For something more spirit forward yet easy to drink, we’ve got two relatively straightforward options. Desire (THB 460), a signature cocktail that’s about to get listed on the menu. Rose vermouth matches the sweetness of tequila reposado while also bringing out its tartness while lime lends acidity to the dry finish. Bergamot syrup, thankfully, features mostly on the nose. Waldorf (THB 480), on the other hand, is a riff on the Old Fashioned, Michter’s bourbon and sweet vermouth get a lift from Thai basil and cardamom maple syrup. Chocolate bitters adds the final touch of velvety bitterness.

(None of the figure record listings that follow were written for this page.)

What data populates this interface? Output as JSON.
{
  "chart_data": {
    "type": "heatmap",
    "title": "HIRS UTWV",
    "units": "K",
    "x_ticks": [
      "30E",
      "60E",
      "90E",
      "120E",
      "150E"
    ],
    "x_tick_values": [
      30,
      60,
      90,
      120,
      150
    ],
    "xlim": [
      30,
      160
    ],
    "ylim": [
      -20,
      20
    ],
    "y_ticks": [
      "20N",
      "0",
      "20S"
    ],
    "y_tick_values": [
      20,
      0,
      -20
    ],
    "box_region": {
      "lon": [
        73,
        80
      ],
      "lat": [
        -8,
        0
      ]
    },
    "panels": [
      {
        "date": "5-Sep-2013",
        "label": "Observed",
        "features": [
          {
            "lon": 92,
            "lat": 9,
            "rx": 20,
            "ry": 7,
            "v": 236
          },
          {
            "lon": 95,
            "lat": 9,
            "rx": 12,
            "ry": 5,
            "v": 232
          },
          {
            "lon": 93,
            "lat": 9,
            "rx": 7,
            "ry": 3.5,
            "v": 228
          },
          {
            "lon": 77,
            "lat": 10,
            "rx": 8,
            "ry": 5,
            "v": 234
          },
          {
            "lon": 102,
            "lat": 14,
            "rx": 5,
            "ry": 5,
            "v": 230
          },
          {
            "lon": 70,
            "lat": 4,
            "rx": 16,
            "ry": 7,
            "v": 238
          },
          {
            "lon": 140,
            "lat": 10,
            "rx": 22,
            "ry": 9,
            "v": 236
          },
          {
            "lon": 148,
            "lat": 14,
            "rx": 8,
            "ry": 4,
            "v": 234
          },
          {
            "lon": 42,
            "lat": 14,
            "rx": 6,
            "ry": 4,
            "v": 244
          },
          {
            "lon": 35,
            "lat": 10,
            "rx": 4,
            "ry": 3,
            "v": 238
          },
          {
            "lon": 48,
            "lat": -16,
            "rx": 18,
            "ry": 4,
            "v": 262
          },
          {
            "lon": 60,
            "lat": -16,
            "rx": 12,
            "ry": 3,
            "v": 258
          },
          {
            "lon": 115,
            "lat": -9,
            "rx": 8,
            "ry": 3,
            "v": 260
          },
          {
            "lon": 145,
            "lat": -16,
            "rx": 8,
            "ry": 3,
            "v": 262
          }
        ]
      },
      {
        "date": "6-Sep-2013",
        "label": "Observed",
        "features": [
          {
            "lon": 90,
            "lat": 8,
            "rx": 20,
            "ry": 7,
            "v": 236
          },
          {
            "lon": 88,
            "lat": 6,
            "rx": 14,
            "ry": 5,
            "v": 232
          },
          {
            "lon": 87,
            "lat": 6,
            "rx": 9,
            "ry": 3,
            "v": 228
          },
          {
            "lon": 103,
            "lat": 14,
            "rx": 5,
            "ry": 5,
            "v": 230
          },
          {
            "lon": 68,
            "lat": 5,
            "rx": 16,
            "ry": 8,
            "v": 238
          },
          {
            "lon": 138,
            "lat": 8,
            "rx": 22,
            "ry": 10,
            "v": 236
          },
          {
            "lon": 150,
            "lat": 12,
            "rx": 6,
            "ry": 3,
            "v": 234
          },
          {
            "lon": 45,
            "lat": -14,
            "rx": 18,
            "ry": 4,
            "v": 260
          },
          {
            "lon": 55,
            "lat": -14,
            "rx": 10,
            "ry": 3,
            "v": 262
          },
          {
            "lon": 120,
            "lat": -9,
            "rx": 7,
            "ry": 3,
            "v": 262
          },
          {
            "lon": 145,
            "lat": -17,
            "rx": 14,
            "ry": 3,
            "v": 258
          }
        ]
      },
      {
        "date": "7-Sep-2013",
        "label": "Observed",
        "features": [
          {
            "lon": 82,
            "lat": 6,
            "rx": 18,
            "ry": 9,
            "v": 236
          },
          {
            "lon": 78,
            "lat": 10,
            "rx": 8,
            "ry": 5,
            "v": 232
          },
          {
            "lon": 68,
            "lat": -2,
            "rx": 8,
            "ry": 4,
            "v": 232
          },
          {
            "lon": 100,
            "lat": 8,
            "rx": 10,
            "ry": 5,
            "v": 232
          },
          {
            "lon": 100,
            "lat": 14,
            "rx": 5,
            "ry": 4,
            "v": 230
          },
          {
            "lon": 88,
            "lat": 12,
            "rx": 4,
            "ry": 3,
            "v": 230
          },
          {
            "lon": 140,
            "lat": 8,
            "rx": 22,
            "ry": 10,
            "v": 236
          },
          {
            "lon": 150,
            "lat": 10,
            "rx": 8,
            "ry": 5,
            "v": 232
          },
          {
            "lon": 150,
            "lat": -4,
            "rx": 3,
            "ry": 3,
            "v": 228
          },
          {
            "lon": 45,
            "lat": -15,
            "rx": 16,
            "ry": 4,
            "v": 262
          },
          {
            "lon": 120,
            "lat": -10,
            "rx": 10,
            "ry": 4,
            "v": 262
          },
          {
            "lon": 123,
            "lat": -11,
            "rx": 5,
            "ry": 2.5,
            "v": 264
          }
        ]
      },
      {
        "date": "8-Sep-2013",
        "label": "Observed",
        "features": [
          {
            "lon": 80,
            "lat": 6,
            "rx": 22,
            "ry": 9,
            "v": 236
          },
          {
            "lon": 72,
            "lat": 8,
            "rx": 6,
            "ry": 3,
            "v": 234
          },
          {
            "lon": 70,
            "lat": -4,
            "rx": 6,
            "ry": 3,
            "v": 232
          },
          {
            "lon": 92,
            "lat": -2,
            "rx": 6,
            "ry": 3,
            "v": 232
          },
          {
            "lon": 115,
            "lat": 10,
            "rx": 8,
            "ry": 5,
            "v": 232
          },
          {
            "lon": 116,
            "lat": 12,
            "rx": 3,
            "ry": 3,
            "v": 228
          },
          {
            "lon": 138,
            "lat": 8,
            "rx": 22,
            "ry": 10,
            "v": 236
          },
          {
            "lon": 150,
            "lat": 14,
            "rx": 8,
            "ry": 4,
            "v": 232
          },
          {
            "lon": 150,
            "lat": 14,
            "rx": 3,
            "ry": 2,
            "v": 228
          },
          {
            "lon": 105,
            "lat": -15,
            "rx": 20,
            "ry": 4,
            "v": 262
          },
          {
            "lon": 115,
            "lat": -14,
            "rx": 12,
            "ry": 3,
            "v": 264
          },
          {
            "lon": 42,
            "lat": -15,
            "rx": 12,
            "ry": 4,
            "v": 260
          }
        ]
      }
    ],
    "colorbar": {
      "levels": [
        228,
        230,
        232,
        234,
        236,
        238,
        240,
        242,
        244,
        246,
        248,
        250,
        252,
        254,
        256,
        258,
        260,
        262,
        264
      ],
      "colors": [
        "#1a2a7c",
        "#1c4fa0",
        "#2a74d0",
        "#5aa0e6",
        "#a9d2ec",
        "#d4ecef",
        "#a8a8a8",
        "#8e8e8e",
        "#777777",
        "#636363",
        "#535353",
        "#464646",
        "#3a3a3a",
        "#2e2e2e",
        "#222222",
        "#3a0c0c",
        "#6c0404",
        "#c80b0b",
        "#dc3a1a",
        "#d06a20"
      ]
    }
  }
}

Hungry? While The Loft doesn’t skimp on quality bar snacks by presenting marinated olives and peanuts at the table, folks looking for more substantial bites will find oysters and caviar, cheese and charcuterie, and hot plates on the food menu. Though we would have preferred a rougher chop of the well-seasoned Beef Tartare (THB650), the kitchen certainly delivers on the sauces, like the incredibly moreish smoked Sriracha sauce in the Tiger Prawn Cocktail (THB750) and the tobiko aioli featured in the brioche-sandwiched Lobster Roll (THB1,250).